Peer-assessment is an approach to formative assessment which can be described generally as a process whereby students evaluate, or are evaluated by, their peers. Peer-assessment can be employed under a variety of conditions, and employ a diversity of methods to create the potential for many different outcomes to be achieved. For example, it can encompass activities ranging from the evaluation of a peer’s research report to providing qualitative feedback on a classmate’s presentation (Van Zundert et al., 2010). Peer-assessment, as a learning tool, enables students to develop skills to form judgements based on an understanding of intended learning outcomes and the criteria by which success can be measured. Students can be encouraged to give feedback to one another in terms of the desired outcomes and the prescribed criteria and encouraged to identify areas for future improvement. It is important to appreciate that learning is a two-way process in peer-assessment. Students may learn from the appraisal of their work by peers, but the assessor can also learn much in the process of evaluating the work and may well recognize shortcomings in their own work in the process of assessing the work of peers. In addition, as an assessment tool, peer-assessment can be used by teachers to provide information on the performance and contribution of individual students in group work activities (Cheng & Warren, 2000).

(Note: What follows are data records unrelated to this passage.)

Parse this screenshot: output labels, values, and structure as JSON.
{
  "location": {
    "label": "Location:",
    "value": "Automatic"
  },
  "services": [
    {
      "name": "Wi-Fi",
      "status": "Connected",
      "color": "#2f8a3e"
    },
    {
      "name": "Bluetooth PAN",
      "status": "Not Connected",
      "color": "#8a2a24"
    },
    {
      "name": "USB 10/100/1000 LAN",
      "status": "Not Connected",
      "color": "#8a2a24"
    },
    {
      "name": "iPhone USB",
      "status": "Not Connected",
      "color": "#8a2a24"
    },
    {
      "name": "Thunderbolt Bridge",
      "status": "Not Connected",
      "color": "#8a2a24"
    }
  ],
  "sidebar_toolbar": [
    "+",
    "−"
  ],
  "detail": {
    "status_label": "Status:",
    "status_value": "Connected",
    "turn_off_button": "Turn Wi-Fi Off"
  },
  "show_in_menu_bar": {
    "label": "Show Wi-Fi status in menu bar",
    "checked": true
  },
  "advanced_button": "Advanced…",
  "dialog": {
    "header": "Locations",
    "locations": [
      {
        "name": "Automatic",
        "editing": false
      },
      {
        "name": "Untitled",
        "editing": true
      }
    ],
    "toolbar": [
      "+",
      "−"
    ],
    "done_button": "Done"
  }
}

Formative peer-assessment often looks to provide constructive qualitative comments, referred to as “peer-feedback”, in addition to, or instead of specific marks (Gielen et al., 2010). Peer feedback can support the learning process by providing an intermediate check of performance against the designated criteria and standards, accompanied by feedback on strengths, weaknesses and/or tips for improvement (Falchikov & Goldfinch, 2000; Topping, 1998; Gibbs & Simpson, 2004).
Peer-assessment is an often neglected approach which is associated with the development of many key competences, such as using initiative and entrepreneurship, learning to learn and social competence, critical thinking, creativity, problem-solving, risk assessment and decision-making.


  • Cheng, W., & Warren, M. (2000). Making a difference: using peers to assess individual students’ contributions to a group project. Teaching in Higher Education, 5, 243-255.
  • Gibbs, G., & Simpson, C. (2004). Conditions under which assessment supports students’ learning. Learning and Teaching in Higher Education, 1, 3-31.
  • Gielen, S., Peeters, E., Dochy, F., Onghena, P. & Struyven, K. (2010). Improving the effectiveness of peer feedback for learning. Learning and Instruction, 20 304-315
  • Falchikov, N., & Goldfinch, J. (2000). Student peer assessment in higher education: a meta-analysis comparing peer and teacher marks. Review of Educational Research, 70, 287-322.
  • Topping, K. (1998). Peer assessment between students in colleges and universities. Review of Educational Research, 68, 249-276. 
  • Van Zundert, M., Sluijsmans, D. &  Van Merrienboer, J. (2010). Effective peer assessment processes: Research findings and future directions. Learning and Instruction, 20, 270-279.